We all remember where we were when we heard about the September 11th attacks. I was in heavy traffic on the Massachusetts turnpike, heading into Boston. My wife called to tell me that she was watching t.v. and they reported that a plane hit one of the twin towers. I envisioned a small plane, maybe with just a pilot and no passengers, and assumed that the collision was an accident. As she continued to describe the television coverage, she saw a second plane hit the other tower. It was immediately obvious that it was a terrorist attack.
I made my way into the office and found our lawyers and staff in a conference room watching the t.v. news. Many were visibly frightened, and all were struggling to make sense of the morning events. We were in one of downtown Boston's taller buildings, and I tried to reassure myself and those around me that our building, tall though it was, was an unlikely target for terrorists. From many of our conference rooms and offices we could see Logan Airport, from which two of the planes had taken off. The airport was shut down now, an eerily quiet scene of an unfathomable crime.

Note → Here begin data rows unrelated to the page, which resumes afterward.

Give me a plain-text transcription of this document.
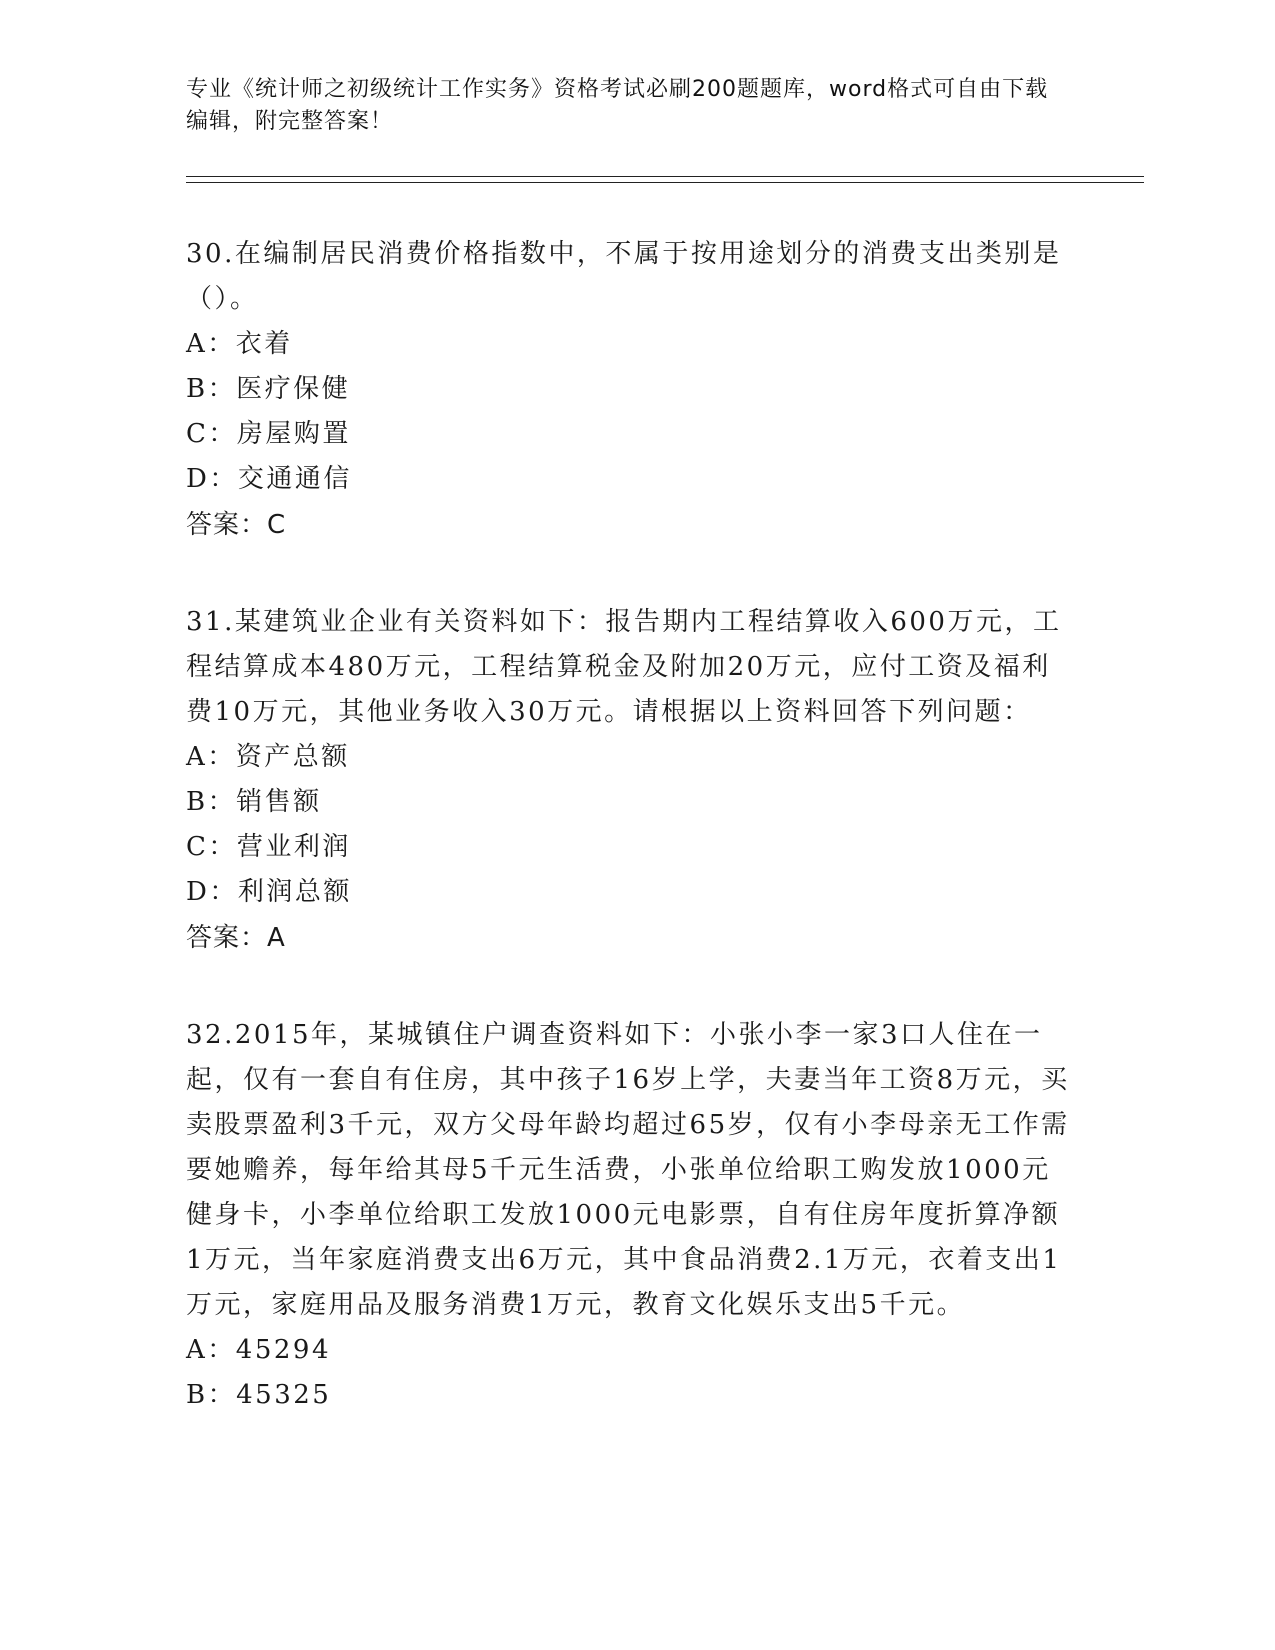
专业《统计师之初级统计工作实务》资格考试必刷200题题库，word格式可自由下载编辑，附完整答案！

30.在编制居民消费价格指数中，不属于按用途划分的消费支出类别是（）。

A：衣着

B：医疗保健

C：房屋购置

D：交通通信

答案：C

31.某建筑业企业有关资料如下：报告期内工程结算收入600万元，工程结算成本480万元，工程结算税金及附加20万元，应付工资及福利费10万元，其他业务收入30万元。请根据以上资料回答下列问题：

A：资产总额

B：销售额

C：营业利润

D：利润总额

答案：A

32.2015年，某城镇住户调查资料如下：小张小李一家3口人住在一起，仅有一套自有住房，其中孩子16岁上学，夫妻当年工资8万元，买卖股票盈利3千元，双方父母年龄均超过65岁，仅有小李母亲无工作需要她赡养，每年给其母5千元生活费，小张单位给职工购发放1000元健身卡，小李单位给职工发放1000元电影票，自有住房年度折算净额1万元，当年家庭消费支出6万元，其中食品消费2.1万元，衣着支出1万元，家庭用品及服务消费1万元，教育文化娱乐支出5千元。

A：45294

B：45325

The firm sent us home, and it was a long, slow ride in traffic to the suburb where I live. The usually aggressive Boston driving had given way to acts of kindness: drivers graciously let each other into traffic rather than cut each other off. When I got to my suburb, I stopped for gas. As I got out of the car, I was struck by the extraordinary weather that morning - the blue sky, the sunshine, the perfect temperature - and I wondered what it must be like that moment in downtown Manhattan. The foreign worker who pumped my gas commented gleefully that America had this coming. If I were a violent person, I would have slugged him. Instead, I simply gave him a look of disgust, told him he was wrong and drove away.
After I got home I watched the news all day and into the evening; the awful scenes of people running in panic, of victims leaping from the towers to certain death, of the towers falling. Late that night my then-11-year-old son walked in on me watching CNN just as they showed people jumping from one of the towers. I didn't want him to see it. (Just a couple of years earlier, he and I had walked atop the World Trade Center, an experience that had filled him with boundless joy.) A few minutes later we heard a loud thunderclap, and he broke down crying in his mother's arms. I wondered if our children would be scarred for life, if the attacks would change their worldview the way that JFK's assassination had changed ours.
Although we remember the horrific events of September 11th, we too easily forget the signs of hope that followed. There was, for some months after the event, a communal sense of service and love for our country. For that brief period, people changed. We were kinder to each other. We took less for granted. We helped and supported each other. We slowed down, as air traffic was grounded, and we all stayed in our places for a week or more under an abnormally quiet sky. Volunteer workers gathered in New York to dig our nation out of the rubble and giant holes now renamed "ground zero." We staged concerts to raise money for the victims. Some of us Red Sox fans rooted for the Yankees, and my firm's Boston office reached out to our New York office to offer whatever comfort and support we were able to give.
And we were prouder than ever to be Americans. The people of the world showed compassion for us in a way that hadn't happened since JFK was killed. We rallied around the flag and our President. We were not Republicans and Democrats; we were Americans, bound together with a common, tragic experience, with some degree of fear, and with tremendous displays of courage.
I hope and pray that the cowardly acts of terror that struck us that day will never be repeated, not on our soil, and not on the soil of any other nation. And yet I also long for the sense of brotherhood and sisterhood that united us in tragedy's wake. It is heartening to know that the American spirit not only survives, but indeed triumphs over a national catastrophe. But it is hard to see that spirit of patriotic and humanitarian unity today, eight years after the events. The extreme partisanship that has infected our country overshadows that unity. The resort to name calling on the airwaves (e.g., "socialist") may have roots not only in political differences, but in racism. The shout of "You lie!" in the House chamber by a South Carolina Congressman during a Presidential address would not have been tolerated at any other time in our history, and certainly not in the immediate aftermath of September 11th. We can debate when we began our return into the partisan abyss (my best guess - when we launched the war in Iraq), but there can be little doubt that we are there.
So it comes to this. Can we regain our unity in times of relative peace and security, or does it take an attack from a common enemy to unite us? Are we a nation hopelessly divided along lines of party and ideology, or are we one nation, indivisible? The answer seemed clear on September 12th. Today, it is hard to hear over the shouting.